Why does everybody say that Trello is great?
It is intuitive. The tool is easy to understand and you will not need a multi-page manual or complicated training to start using it and understand how the basic functions work.
It is flexible. Michaele Pryor, Trello founder said that they tried to make the tool that will be as clear as an Excel table. The user decides how to name the columns and rows and fill in the cells with any information.
It integrates. Trello integrates with a lot of popular services and tools. Evernote, Google docs, Dropbox, Google calendar, Gmail to name a few. It is more difficult to find a tool that is not integrated with Trello.
It is accessible. You do not have to install any programs on your desktop (though you can as there is a desktop version available now). The access is done via browser and you can access it from any computer that is connected to the internet or from your phone Trello application.
It is free! Most of the functions that you will need are available in the free option. Though the paid version has more functionality in the menu, I never needed it in 4 years of using Trello.
If it is so good, why does not everybody use it then?
It is difficult to start using Trello from scratch. Yes, it is flexible and intuitive however it is difficult to use it from scratch. Same as with Excel. Columns, rows, cells — it is kind of obvious, right? However, before you see a real-life example of how to use Excel for budget tracking and learn how to use formulas, it will not work for you. The same is with Trello.
A lot of useful Trello functions are not obvious. Because lots of people learn how to use Trello intuitively lots of functions are never used. This was why at the beginning I thought that checklists in Trello are just a waste of time and it is easier to cross them on paper than in the program. Sometimes it really is but checklists are just a tiny piece of Trello functionalities.
The switch into Trello in one shot is a mistake. It is very important to understand that setting up a board in Trello is not playing kind of a business solitaire with the cards. This is setting up the processes and systems. And when you try to set up all your systems and processes in one shot it usually does not work because it needs more than just a board with the cards.
The decision to go fully paperless could be a failure. Frequently Trello is considered as a substitute for paper systems. All right, since today no notebooks and journals. Everything will be digital! I will do it all in Trello! Sorry to say, but this all or nothing approach usually fails pretty quickly.
It is not beautiful. Yes, as simple as that. Though the tool seems to be nice at the beginning, if you start using it from 0 you will be offered 9 “kill my eyes” colourful backgrounds. They are killing the desire to use the tool. In fact, you can easily set up a nice background picture for your boards, but it could be not obvious from the beginning.
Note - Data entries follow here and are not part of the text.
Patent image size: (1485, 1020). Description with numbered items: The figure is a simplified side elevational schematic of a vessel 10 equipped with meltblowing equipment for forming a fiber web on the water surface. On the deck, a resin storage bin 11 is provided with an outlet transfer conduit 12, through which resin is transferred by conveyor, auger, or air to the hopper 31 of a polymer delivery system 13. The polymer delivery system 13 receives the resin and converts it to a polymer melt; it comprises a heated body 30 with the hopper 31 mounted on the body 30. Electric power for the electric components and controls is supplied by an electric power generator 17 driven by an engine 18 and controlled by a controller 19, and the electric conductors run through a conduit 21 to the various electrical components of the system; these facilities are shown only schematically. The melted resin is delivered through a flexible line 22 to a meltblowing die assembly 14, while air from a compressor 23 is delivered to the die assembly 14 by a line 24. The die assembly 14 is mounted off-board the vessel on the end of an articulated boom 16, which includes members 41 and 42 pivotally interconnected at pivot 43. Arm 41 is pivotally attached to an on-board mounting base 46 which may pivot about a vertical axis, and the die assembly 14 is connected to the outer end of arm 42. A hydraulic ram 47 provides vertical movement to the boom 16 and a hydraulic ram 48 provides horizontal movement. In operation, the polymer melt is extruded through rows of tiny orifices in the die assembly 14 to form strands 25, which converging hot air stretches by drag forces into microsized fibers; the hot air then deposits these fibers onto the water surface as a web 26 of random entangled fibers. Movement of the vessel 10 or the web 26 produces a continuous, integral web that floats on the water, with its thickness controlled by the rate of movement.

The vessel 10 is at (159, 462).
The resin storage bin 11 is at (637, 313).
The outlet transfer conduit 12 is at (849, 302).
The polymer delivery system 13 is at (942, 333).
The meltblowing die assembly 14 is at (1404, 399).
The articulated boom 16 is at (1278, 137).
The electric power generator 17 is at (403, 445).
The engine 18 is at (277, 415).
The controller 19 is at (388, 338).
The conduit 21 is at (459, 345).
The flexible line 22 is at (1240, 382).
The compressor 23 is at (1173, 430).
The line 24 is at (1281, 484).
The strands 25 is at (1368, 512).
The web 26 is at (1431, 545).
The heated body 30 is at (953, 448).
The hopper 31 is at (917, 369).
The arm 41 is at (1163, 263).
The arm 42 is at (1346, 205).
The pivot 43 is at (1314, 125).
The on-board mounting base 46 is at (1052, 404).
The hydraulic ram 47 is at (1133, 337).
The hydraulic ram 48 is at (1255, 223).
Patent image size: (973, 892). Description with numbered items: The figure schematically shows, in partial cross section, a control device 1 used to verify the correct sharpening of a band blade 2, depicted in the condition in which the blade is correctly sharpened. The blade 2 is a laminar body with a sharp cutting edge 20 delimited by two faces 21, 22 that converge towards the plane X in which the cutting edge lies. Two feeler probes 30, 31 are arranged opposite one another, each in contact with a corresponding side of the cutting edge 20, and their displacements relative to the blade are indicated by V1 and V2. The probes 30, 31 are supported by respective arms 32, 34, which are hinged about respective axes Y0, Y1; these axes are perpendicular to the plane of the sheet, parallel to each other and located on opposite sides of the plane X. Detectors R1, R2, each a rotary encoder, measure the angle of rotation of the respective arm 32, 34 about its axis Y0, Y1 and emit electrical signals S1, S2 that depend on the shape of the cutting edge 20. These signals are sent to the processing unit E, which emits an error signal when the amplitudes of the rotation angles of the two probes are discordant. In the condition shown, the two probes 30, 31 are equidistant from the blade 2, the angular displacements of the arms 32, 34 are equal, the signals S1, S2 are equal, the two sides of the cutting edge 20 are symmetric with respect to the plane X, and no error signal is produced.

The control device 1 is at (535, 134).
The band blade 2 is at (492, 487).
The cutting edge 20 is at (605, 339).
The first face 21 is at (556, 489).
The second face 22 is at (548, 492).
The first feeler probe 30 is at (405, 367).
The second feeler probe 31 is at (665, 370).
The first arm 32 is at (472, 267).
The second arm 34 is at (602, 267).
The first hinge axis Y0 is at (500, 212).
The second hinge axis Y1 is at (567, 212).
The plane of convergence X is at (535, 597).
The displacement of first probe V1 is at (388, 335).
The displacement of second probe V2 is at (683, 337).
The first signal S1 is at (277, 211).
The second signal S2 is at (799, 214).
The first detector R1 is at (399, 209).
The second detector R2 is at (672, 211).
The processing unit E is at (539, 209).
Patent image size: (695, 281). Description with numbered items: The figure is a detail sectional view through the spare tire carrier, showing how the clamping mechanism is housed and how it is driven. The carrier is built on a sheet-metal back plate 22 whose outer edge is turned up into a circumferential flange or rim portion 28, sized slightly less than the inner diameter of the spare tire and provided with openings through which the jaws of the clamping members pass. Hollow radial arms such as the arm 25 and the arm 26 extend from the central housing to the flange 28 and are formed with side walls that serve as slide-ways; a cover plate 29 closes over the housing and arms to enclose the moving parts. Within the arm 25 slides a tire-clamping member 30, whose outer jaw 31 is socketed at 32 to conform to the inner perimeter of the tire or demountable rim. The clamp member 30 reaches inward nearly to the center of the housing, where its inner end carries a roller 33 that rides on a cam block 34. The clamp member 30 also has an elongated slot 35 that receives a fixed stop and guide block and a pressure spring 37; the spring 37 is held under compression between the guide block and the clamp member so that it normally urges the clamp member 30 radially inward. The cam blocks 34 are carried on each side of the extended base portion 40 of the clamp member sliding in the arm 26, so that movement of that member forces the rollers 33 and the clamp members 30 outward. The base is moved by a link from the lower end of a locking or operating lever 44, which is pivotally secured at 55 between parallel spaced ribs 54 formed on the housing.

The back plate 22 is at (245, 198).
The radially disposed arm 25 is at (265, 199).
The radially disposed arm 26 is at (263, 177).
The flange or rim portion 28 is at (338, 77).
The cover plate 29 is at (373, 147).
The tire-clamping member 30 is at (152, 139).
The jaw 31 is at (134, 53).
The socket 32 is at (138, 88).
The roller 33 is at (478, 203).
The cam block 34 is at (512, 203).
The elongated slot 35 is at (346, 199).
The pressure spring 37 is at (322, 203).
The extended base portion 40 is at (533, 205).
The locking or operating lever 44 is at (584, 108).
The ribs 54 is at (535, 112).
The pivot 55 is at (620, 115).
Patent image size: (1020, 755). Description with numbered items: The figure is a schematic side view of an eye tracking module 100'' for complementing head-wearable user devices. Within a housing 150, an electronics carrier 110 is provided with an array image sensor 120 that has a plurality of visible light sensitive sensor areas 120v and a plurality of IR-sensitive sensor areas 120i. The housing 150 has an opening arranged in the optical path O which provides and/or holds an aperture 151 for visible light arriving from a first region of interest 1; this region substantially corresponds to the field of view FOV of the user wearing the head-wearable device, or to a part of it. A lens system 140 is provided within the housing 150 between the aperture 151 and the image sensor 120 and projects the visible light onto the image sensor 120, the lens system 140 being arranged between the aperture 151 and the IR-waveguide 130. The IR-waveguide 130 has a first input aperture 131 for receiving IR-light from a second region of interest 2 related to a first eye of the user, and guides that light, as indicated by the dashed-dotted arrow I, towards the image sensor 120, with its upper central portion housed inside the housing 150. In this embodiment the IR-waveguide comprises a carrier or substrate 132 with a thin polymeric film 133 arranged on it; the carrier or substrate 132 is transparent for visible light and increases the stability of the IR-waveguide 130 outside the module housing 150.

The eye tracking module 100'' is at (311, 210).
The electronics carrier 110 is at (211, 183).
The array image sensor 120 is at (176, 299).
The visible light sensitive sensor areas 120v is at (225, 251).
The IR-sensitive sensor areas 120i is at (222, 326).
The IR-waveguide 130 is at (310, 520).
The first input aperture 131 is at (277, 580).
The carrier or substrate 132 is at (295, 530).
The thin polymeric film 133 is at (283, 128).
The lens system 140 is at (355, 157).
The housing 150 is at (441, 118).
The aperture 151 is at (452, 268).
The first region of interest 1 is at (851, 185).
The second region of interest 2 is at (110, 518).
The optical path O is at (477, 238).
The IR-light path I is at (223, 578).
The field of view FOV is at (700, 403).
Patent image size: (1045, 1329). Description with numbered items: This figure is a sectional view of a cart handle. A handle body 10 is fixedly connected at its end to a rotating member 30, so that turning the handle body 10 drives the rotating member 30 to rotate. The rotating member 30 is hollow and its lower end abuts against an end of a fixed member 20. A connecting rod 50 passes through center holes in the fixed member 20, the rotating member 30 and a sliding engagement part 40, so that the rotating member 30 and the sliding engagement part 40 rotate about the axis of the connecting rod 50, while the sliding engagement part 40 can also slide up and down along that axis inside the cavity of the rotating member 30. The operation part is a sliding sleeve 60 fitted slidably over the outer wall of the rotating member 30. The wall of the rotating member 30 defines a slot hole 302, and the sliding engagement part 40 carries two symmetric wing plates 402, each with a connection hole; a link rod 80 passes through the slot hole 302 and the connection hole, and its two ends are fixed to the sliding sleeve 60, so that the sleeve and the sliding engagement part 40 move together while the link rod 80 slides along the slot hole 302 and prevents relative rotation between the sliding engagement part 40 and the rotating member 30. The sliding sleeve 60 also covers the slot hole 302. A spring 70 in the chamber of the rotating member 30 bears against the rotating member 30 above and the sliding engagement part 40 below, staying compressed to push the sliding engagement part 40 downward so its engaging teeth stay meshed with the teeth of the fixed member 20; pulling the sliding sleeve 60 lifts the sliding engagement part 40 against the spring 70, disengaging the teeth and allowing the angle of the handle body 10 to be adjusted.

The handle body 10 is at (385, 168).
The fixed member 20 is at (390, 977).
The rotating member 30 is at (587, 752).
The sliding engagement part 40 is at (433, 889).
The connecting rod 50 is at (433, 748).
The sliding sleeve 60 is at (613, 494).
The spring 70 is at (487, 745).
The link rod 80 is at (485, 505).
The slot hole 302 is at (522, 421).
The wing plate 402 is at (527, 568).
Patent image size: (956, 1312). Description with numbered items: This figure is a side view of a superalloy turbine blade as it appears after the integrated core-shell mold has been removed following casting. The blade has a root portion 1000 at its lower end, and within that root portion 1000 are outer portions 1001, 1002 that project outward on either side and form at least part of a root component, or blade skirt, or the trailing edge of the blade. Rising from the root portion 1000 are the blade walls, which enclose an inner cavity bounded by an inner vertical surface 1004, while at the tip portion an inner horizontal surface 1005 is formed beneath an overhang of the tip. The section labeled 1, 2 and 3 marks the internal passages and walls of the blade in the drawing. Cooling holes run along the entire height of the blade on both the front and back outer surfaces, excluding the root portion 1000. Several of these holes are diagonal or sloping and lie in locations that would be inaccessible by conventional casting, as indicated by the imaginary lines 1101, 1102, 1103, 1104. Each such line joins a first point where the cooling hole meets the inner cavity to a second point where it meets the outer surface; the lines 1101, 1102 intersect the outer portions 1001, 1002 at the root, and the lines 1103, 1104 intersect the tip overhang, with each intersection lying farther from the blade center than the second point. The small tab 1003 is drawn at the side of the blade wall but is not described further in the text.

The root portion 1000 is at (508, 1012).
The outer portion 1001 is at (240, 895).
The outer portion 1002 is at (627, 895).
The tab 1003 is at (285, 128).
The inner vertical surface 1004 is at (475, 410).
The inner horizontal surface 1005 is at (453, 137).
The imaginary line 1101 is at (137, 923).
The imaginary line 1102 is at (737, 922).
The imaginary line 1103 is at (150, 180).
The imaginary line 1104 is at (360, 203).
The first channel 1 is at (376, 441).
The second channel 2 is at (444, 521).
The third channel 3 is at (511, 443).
4 tips to make Trello work for you.
1/ Take it as an experiment. Do not consider Trello as a magical tool that will change your life forever and all the tasks will be done by themselves. They will not, sorry about that. Maybe after your experiment, you decide that a paper bullet journal is the best way for you to manage your tasks. That’s ok. If Trello works for somebody does not mean it will work for you.
2/ Watch how others use Trello. Don’t try to figure it out all by yourself and set it up from scratch. The moment when it clicked for me was the one when I saw the Trello boards of other users that were dealing with similar tasks as me. Not the screenshots but real-time boards. You can find a lot of examples on the Trello website (https://trello.com/inspiration) for any situation starting from travel planning to the blog editorial calendar.
3/ Fine tune Trello for your usage. Try not to copy blindly but to adapt all the board ideas for your processes. When I was treating my boards like set in stone (this is a template, I can not change it!) it did not work. As soon I started to apply the principle “looks like it doesn’t work for me this was. let me try it differently”, Trello started to work for me.
4/ Give yourself time. Setting up the Trello board is equal to setting up the process. Do not try to do it all in one shot. My recommendation — minimum one week for one process, i.e. one board. Sometimes it could take a month to set up one process.